Cake sat still while Leafy dressed her, very hushed and still. The light blazed so near after all these hard, lean years of pursuit, years in which the little affairs of life, like the business of growing from a child to a woman, had simply passed her by. Of that Urge to be famous she was even more burningly aware; herself she did not know at all.
Mr. Meier came and took her by the hand. His fat face was pale and sweating, he seemed almost awestruck by Cake's calm. He drew her out of the dressing room and through a crowd of people, men and women with painted faces, some beautifully, some extravagantly and strangely dressed. They all stared. One woman shook her head. A man said: "Search me! I never saw _her_ before."
Then Mr. Meier thrust her out in the face of a bright light. "Begin," he said hoarsely. "Walk over there and begin."

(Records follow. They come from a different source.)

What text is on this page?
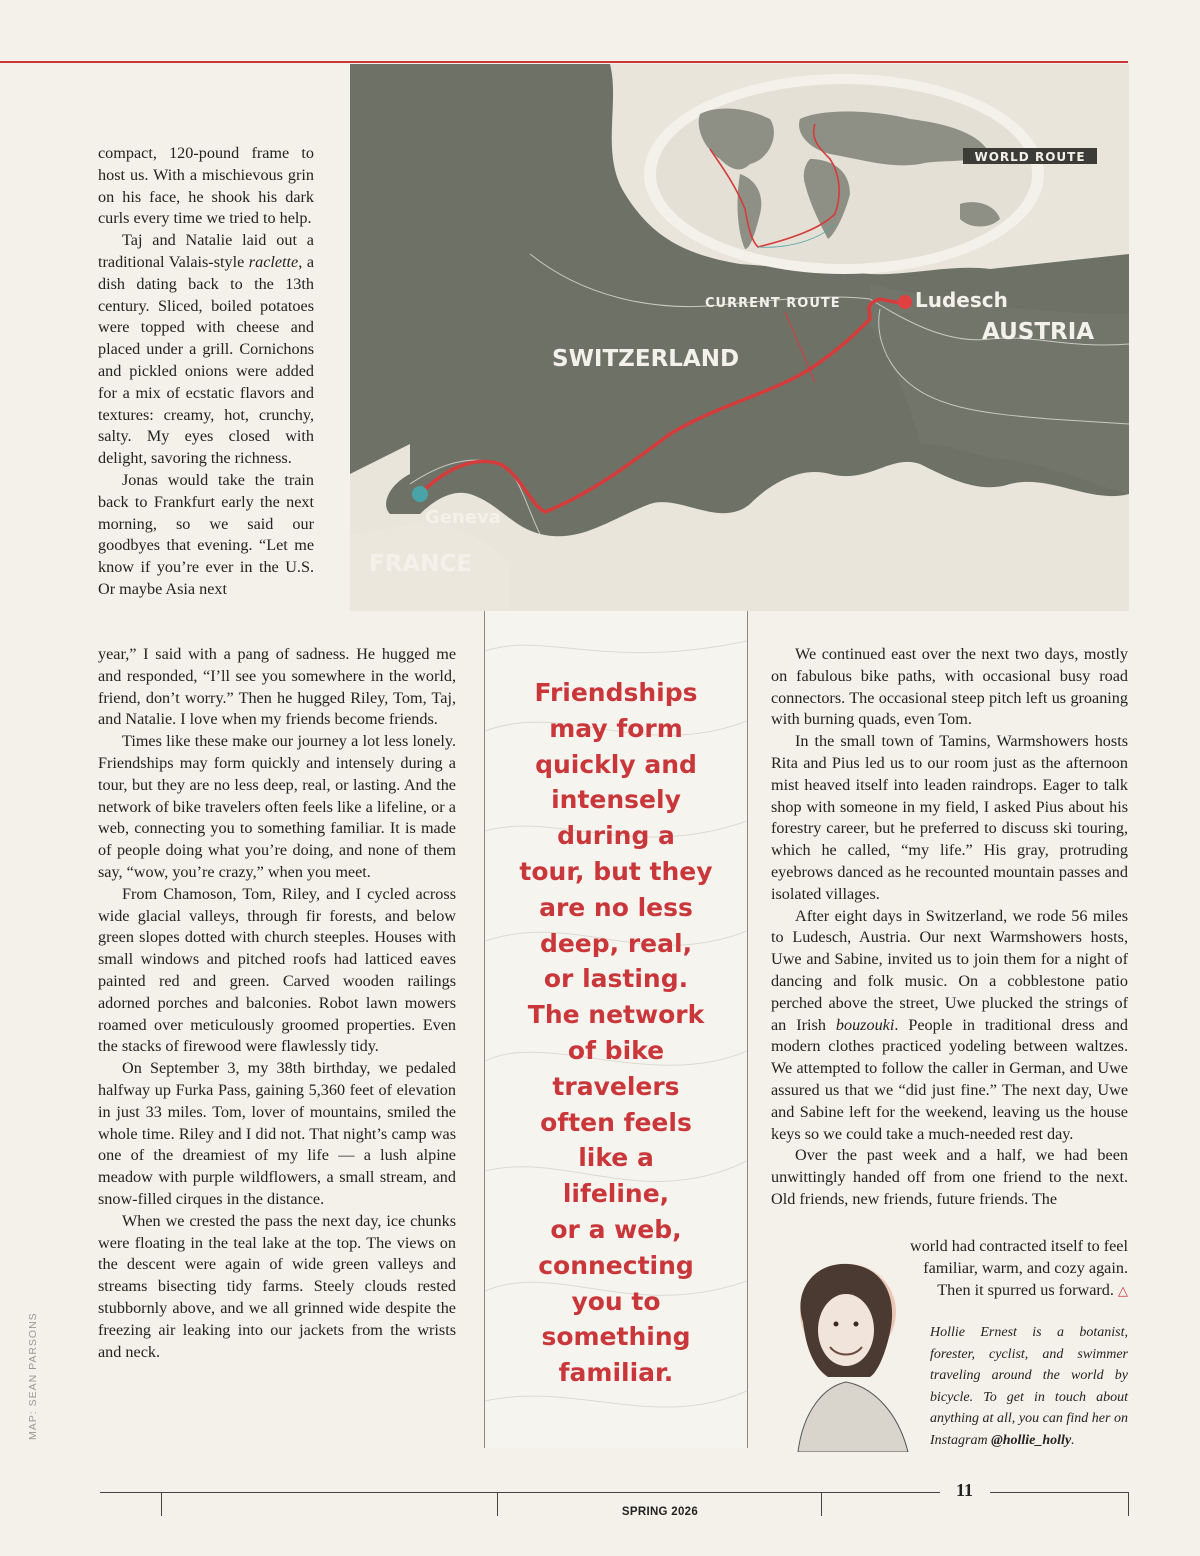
WORLD ROUTE
CURRENT ROUTE	Ludesch
AUSTRIA
SWITZERLAND
Geneva
FRANCE

compact, 120-pound frame to host us. With a mischievous grin on his face, he shook his dark curls every time we tried to help.

Taj and Natalie laid out a traditional Valais-style raclette, a dish dating back to the 13th century. Sliced, boiled potatoes were topped with cheese and placed under a grill. Cornichons and pickled onions were added for a mix of ecstatic flavors and textures: creamy, hot, crunchy, salty. My eyes closed with delight, savoring the richness.

Jonas would take the train back to Frankfurt early the next morning, so we said our goodbyes that evening. “Let me know if you’re ever in the U.S. Or maybe Asia next

year,” I said with a pang of sadness. He hugged me and responded, “I’ll see you somewhere in the world, friend, don’t worry.” Then he hugged Riley, Tom, Taj, and Natalie. I love when my friends become friends.

Times like these make our journey a lot less lonely. Friendships may form quickly and intensely during a tour, but they are no less deep, real, or lasting. And the network of bike travelers often feels like a lifeline, or a web, connecting you to something familiar. It is made of people doing what you’re doing, and none of them say, “wow, you’re crazy,” when you meet.

From Chamoson, Tom, Riley, and I cycled across wide glacial valleys, through fir forests, and below green slopes dotted with church steeples. Houses with small windows and pitched roofs had latticed eaves painted red and green. Carved wooden railings adorned porches and balconies. Robot lawn mowers roamed over meticulously groomed properties. Even the stacks of firewood were flawlessly tidy.

On September 3, my 38th birthday, we pedaled halfway up Furka Pass, gaining 5,360 feet of elevation in just 33 miles. Tom, lover of mountains, smiled the whole time. Riley and I did not. That night’s camp was one of the dreamiest of my life — a lush alpine meadow with purple wildflowers, a small stream, and snow-filled cirques in the distance.

When we crested the pass the next day, ice chunks were floating in the teal lake at the top. The views on the descent were again of wide green valleys and streams bisecting tidy farms. Steely clouds rested stubbornly above, and we all grinned wide despite the freezing air leaking into our jackets from the wrists and neck.

Friendships
may form
quickly and
intensely
during a
tour, but they
are no less
deep, real,
or lasting.
The network
of bike
travelers
often feels
like a
lifeline,
or a web,
connecting
you to
something
familiar.

We continued east over the next two days, mostly on fabulous bike paths, with occasional busy road connectors. The occasional steep pitch left us groaning with burning quads, even Tom.

In the small town of Tamins, Warmshowers hosts Rita and Pius led us to our room just as the afternoon mist heaved itself into leaden raindrops. Eager to talk shop with someone in my field, I asked Pius about his forestry career, but he preferred to discuss ski touring, which he called, “my life.” His gray, protruding eyebrows danced as he recounted mountain passes and isolated villages.

After eight days in Switzerland, we rode 56 miles to Ludesch, Austria. Our next Warmshowers hosts, Uwe and Sabine, invited us to join them for a night of dancing and folk music. On a cobblestone patio perched above the street, Uwe plucked the strings of an Irish bouzouki. People in traditional dress and modern clothes practiced yodeling between waltzes. We attempted to follow the caller in German, and Uwe assured us that we “did just fine.” The next day, Uwe and Sabine left for the weekend, leaving us the house keys so we could take a much-needed rest day.

Over the past week and a half, we had been unwittingly handed off from one friend to the next. Old friends, new friends, future friends. The

world had contracted itself to feel
familiar, warm, and cozy again.
Then it spurred us forward. △
Hollie Ernest is a botanist, forester, cyclist, and swimmer traveling around the world by bicycle. To get in touch about anything at all, you can find her on Instagram @hollie_holly.
MAP: SEAN PARSONS
11
SPRING 2026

Quietly Cake obeyed. She had walked right into the bright light that had drawn her so hard and so long. Of course it was time for her to begin. And with this bright light in her face, which soon became to her the candle in that dark room left so far behind, she fared away to the magic land of beautiful make-believe.

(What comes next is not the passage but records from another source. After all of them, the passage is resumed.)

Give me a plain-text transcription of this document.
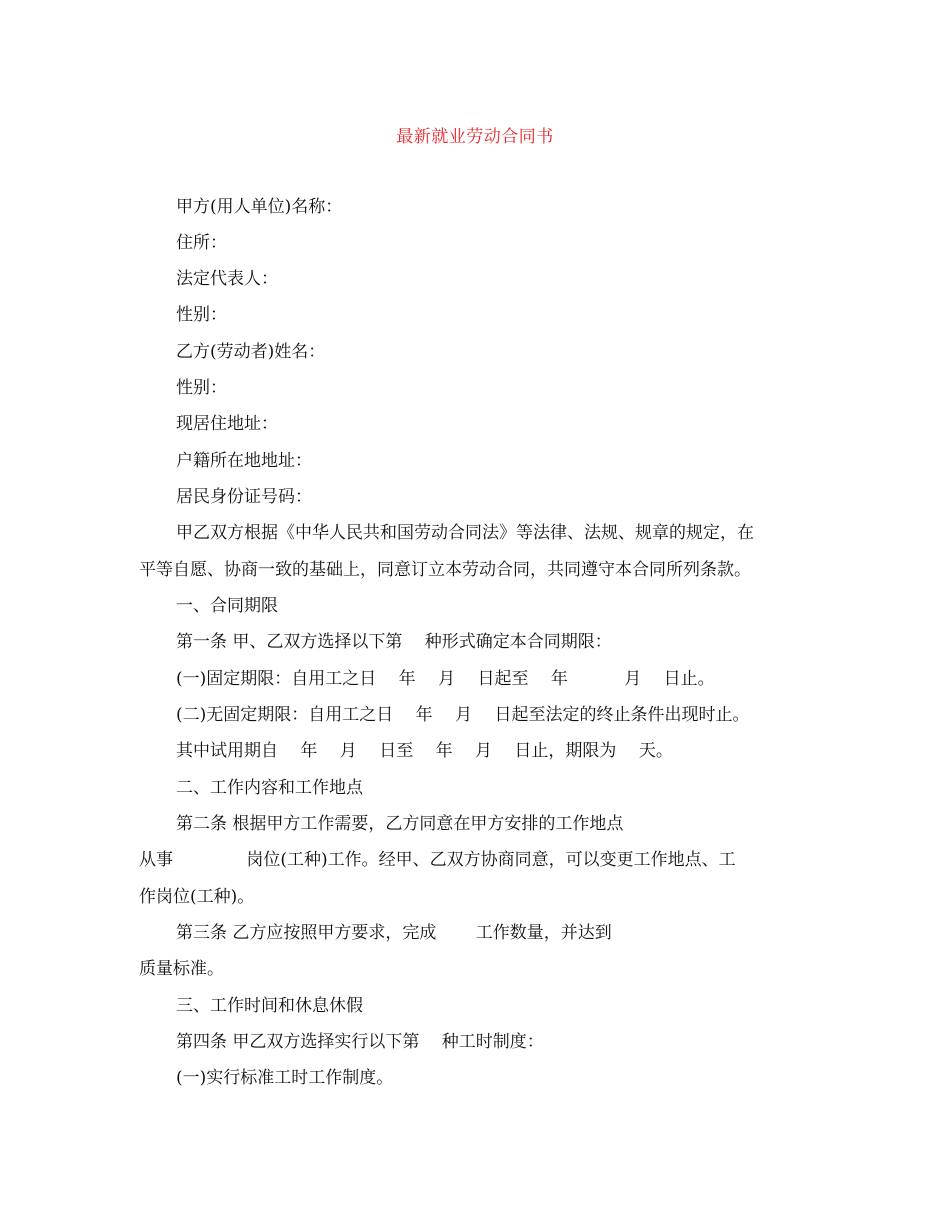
最新就业劳动合同书
甲方(用人单位)名称：
住所：
法定代表人：
性别：
乙方(劳动者)姓名：
性别：
现居住地址：
户籍所在地地址：
居民身份证号码：
甲乙双方根据《中华人民共和国劳动合同法》等法律、法规、规章的规定，在
平等自愿、协商一致的基础上，同意订立本劳动合同，共同遵守本合同所列条款。
一、合同期限
第一条 甲、乙双方选择以下第　 种形式确定本合同期限：
(一)固定期限：自用工之日　 年　 月　 日起至　 年　　　 月　 日止。
(二)无固定期限：自用工之日　 年　 月　 日起至法定的终止条件出现时止。
其中试用期自　 年　 月　 日至　 年　 月　 日止，期限为　 天。
二、工作内容和工作地点
第二条 根据甲方工作需要，乙方同意在甲方安排的工作地点
从事　　　　 岗位(工种)工作。经甲、乙双方协商同意，可以变更工作地点、工
作岗位(工种)。
第三条 乙方应按照甲方要求，完成　　 工作数量，并达到
质量标准。
三、工作时间和休息休假
第四条 甲乙双方选择实行以下第　 种工时制度：
(一)实行标准工时工作制度。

And only when _Juliet_, that precocious child, sank down poisoned did she become aware of the uproar about her. The shouts of the lodger, "Stop--my God, stop! How do you get that way?" augmented a million times. It was this she heard.
Slowly Cake lifted herself on her hands, dazedly she peered through the heart of the great light that had caused her such suffering and that she had followed faithfully so bitterly long. On the other side she saw faces, rows and rows of them mounting up to the very roof. Faces laughing; faces convulsed, streaming with tears; faces with eyes fixed and wearing that same queer, strained look she had noticed before; hundreds of faces topping each other in semicircular rows, all different but all alike in that they were all laughing.
She rose to her knees and rested there on all fours--staring.